Keras EarlyStopping with list of metrics to monitor

In addition to this example: callback = keras.callbacks.EarlyStopping(monitor='val_loss')

Allow monitoring of multiple metrics, as in this example: callback = keras.callbacks.EarlyStopping(monitor=['val_loss', 'val_accuracy', 'val_f1measure'])

This way, training should not stop while any of these metrics get better values, not just one of them.

Comment From: rlcauvin

One factor to consider when using multiple metrics for early stopping: how do you determine which epoch is "best" and should be used for restoring best weights (when restore_best_weights is True) after early stopping?

Comment From: fabriciorsf

The best epoch will be the one with the best val_loss value, but patience should not consider just one metric, but rather a list of metrics passed in the monitor parameter. Another possibility would be to consider the best epoch by looking at the value of the first metric in the list passed to the monitor parameter, in case of a tie, look at the second, and so on. Thank you for your quick response.

Comment From: rlcauvin

Another consideration is that we want to minimize some metrics (e.g. val_loss) but maximize other metrics (e.g. val_accuracy).

It might be instructive to look at this implementation of a composite of early stopping callbacks. The iterable_condition enables the caller to determine whether all, any, or some other combination of early stopping conditions must hold. It assumes the last early stopping callback is the "conductor", which means it determines which epoch is "best".
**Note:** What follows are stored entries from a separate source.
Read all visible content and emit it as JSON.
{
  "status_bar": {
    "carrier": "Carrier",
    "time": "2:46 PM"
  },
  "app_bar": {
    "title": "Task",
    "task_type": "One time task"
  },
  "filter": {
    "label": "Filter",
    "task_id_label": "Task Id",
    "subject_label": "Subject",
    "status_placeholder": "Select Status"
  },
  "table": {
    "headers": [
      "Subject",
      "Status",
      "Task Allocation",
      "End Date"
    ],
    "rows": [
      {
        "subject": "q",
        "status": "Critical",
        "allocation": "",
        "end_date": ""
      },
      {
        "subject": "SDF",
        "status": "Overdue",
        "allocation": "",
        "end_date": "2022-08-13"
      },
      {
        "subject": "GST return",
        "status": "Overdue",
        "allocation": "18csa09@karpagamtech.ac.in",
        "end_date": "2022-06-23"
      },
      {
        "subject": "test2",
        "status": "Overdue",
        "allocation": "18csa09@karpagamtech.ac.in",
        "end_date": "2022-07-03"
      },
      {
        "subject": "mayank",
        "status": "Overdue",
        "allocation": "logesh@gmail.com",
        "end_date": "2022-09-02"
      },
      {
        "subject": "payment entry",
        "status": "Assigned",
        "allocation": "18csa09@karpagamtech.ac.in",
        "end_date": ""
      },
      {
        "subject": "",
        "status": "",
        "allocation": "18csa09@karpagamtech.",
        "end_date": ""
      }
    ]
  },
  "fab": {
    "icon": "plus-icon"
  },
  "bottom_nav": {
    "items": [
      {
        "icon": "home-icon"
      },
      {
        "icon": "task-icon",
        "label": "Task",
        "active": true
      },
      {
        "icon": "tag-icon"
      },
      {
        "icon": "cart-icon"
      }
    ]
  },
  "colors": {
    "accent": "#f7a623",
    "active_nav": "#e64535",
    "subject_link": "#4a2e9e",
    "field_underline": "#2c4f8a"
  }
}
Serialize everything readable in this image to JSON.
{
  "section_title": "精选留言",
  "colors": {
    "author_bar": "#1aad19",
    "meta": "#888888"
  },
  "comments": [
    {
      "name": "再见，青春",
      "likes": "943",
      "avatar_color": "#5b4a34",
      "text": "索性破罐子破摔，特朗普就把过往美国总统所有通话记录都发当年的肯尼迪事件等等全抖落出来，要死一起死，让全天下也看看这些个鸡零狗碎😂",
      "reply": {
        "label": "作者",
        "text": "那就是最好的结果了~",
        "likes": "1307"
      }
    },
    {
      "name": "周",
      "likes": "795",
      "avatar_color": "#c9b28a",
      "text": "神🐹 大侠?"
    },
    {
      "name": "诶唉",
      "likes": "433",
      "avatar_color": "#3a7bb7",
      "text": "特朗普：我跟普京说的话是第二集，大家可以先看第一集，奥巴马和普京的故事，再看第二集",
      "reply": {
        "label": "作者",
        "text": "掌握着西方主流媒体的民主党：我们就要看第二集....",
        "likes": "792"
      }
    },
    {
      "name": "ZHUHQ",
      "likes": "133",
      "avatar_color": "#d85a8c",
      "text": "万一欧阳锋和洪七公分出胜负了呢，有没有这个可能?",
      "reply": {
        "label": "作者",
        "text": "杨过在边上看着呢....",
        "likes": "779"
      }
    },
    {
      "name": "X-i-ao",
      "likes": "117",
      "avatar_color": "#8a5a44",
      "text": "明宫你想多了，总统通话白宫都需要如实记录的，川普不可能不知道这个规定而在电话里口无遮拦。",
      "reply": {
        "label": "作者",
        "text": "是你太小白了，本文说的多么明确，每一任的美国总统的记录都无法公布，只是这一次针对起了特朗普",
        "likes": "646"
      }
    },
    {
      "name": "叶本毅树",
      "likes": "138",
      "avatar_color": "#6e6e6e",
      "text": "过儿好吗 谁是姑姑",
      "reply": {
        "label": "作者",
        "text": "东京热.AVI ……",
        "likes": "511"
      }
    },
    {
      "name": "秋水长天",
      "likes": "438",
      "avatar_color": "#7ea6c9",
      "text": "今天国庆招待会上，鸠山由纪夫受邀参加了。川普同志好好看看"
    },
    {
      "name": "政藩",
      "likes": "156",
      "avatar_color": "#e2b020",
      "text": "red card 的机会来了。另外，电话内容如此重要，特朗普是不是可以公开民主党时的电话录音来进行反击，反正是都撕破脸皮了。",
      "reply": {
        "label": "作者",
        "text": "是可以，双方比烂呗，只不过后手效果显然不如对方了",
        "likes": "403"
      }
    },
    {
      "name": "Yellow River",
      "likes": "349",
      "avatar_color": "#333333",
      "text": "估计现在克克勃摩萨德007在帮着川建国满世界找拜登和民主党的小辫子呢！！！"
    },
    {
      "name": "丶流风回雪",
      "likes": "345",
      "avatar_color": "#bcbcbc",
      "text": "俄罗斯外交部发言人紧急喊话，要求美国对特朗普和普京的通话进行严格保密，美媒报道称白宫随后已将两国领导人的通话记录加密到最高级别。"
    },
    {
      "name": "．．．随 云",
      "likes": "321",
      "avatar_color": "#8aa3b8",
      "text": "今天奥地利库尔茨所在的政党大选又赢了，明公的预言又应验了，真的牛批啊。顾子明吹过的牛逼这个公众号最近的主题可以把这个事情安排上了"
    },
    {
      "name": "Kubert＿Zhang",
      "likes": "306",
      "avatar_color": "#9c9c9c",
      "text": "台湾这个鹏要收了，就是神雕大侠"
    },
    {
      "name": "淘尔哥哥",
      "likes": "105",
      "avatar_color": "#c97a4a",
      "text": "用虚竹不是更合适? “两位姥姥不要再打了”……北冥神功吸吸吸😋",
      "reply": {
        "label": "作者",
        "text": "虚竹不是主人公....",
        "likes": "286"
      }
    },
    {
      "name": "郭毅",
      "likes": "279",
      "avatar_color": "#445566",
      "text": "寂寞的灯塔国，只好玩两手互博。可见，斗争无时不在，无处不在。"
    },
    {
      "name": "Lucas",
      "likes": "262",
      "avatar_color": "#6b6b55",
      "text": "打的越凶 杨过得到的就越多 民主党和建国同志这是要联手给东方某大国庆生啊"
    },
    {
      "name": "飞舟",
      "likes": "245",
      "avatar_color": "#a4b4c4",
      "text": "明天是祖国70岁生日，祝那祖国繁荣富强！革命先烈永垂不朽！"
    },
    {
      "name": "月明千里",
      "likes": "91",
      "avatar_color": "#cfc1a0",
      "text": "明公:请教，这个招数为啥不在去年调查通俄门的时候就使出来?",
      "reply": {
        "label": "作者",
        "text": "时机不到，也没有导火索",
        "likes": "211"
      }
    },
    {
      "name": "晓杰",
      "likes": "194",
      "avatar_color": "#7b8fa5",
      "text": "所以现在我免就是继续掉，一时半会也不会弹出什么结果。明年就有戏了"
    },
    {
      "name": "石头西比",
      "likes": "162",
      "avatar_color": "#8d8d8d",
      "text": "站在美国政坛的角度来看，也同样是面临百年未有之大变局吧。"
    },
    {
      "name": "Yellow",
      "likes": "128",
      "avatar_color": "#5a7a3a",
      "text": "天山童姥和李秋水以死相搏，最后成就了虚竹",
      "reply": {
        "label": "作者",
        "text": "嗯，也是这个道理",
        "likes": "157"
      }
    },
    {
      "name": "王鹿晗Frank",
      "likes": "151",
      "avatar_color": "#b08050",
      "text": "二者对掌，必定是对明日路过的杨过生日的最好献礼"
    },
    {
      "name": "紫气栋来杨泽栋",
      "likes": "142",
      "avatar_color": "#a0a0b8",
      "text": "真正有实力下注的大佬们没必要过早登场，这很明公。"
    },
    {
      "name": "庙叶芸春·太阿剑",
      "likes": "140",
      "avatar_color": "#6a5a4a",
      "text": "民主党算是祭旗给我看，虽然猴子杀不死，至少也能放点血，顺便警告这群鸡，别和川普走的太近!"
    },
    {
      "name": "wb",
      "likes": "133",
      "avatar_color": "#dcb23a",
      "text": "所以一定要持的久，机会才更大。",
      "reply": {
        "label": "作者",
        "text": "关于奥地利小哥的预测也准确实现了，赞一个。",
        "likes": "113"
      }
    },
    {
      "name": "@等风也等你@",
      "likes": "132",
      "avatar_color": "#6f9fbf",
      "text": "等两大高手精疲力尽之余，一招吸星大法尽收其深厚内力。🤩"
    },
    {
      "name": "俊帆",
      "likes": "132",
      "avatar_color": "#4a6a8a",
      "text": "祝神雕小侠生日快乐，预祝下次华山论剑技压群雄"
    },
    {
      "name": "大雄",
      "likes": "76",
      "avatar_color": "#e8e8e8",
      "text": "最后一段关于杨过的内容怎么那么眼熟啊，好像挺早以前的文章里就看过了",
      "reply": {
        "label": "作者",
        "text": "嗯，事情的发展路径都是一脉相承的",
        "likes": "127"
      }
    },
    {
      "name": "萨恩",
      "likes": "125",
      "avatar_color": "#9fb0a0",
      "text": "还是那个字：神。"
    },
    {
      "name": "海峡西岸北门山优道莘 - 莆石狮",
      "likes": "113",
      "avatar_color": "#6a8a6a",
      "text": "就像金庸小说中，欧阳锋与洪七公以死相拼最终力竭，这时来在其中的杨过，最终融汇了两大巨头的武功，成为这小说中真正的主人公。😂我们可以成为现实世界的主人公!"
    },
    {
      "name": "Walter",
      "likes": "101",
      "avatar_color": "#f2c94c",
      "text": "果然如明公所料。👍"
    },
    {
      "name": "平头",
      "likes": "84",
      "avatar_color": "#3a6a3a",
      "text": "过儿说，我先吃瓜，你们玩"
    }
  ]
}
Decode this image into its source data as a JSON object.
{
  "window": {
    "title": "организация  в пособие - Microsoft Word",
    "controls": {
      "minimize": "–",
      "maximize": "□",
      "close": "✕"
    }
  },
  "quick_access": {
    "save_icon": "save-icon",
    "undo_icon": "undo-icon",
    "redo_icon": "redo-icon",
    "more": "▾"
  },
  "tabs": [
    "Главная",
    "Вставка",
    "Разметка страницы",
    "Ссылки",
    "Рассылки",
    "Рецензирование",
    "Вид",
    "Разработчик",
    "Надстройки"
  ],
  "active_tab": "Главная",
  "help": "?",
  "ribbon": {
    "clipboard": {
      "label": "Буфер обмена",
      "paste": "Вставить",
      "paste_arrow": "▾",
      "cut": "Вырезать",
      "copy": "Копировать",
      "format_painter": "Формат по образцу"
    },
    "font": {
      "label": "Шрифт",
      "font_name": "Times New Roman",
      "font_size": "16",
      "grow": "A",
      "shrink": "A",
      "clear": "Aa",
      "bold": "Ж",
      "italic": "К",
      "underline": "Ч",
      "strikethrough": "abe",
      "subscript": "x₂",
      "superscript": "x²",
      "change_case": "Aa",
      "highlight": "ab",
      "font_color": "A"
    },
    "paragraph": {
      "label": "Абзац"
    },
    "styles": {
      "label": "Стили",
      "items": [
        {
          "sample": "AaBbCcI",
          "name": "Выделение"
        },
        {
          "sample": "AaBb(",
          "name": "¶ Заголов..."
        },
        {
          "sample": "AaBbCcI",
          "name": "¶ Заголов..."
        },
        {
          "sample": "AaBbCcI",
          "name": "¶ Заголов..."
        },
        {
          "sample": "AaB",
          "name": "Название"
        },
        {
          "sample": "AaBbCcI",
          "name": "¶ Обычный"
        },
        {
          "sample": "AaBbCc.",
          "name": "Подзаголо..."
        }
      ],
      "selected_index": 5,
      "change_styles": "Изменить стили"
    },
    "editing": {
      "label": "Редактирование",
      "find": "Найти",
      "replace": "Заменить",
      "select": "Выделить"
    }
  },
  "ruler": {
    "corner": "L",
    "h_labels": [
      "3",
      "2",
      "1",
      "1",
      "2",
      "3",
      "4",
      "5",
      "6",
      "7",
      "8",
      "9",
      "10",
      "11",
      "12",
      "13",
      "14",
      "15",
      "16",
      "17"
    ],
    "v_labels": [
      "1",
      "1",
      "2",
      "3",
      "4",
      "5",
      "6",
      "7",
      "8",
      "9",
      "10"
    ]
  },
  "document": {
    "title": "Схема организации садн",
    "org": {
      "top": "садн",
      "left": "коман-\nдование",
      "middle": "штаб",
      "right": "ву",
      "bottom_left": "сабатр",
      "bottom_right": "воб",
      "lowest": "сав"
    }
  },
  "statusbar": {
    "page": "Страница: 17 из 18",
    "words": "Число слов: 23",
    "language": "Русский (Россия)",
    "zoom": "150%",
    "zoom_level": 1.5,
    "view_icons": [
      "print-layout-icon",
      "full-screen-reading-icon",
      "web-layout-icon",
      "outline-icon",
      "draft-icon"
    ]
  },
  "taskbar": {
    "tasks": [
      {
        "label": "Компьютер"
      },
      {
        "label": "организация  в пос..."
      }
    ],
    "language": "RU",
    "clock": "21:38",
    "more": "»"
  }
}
class CompoundEarlyStopping(keras.callbacks.Callback):
  def __init__(
    self,
    callbacks: Iterable[keras.callbacks.Callback],
    iterable_condition: Callable[Iterable, bool] = all):

    super().__init__()

    self.callbacks = callbacks
    self.stopped_epoch = 0
    self.iterable_condition = iterable_condition

  def on_train_begin(
    self,
    logs: Dict = None):

    for callback in self.callbacks:
      callback.on_train_begin(logs)

  def on_train_end(
    self,
    logs: Dict = None):

    if self.model.stop_training:
      conductor = next(reversed(self.callbacks))
      conductor.stopped_epoch = self.stopped_epoch
      conductor.on_train_end(logs)

  def on_epoch_begin(
    self,
    epoch: int,
    logs: Dict = None):

    for callback in self.callbacks:
      callback.on_epoch_begin(epoch, logs)

  def on_epoch_end(
    self,
    epoch: int,
    logs: Dict = None):

    for callback in self.callbacks:
      callback.on_epoch_end(epoch, logs)

    if self.iterable_condition([callback.stopped_epoch >= max(1, epoch) for callback in self.callbacks]):
      self.stopped_epoch = epoch
      self.model.stop_training = True
    else:
      self.model.stop_training = False

  def set_model(
    self,
    model: keras.Model):

    super().set_model(model)

    for callback in self.callbacks:
      callback.set_model(model)

Here is an example of how I've used the CompoundEarlyStopping class:

patience = 3

early_stopping_loss = keras.callbacks.EarlyStopping(monitor="val_loss", patience=patience, mode="min", verbose=1)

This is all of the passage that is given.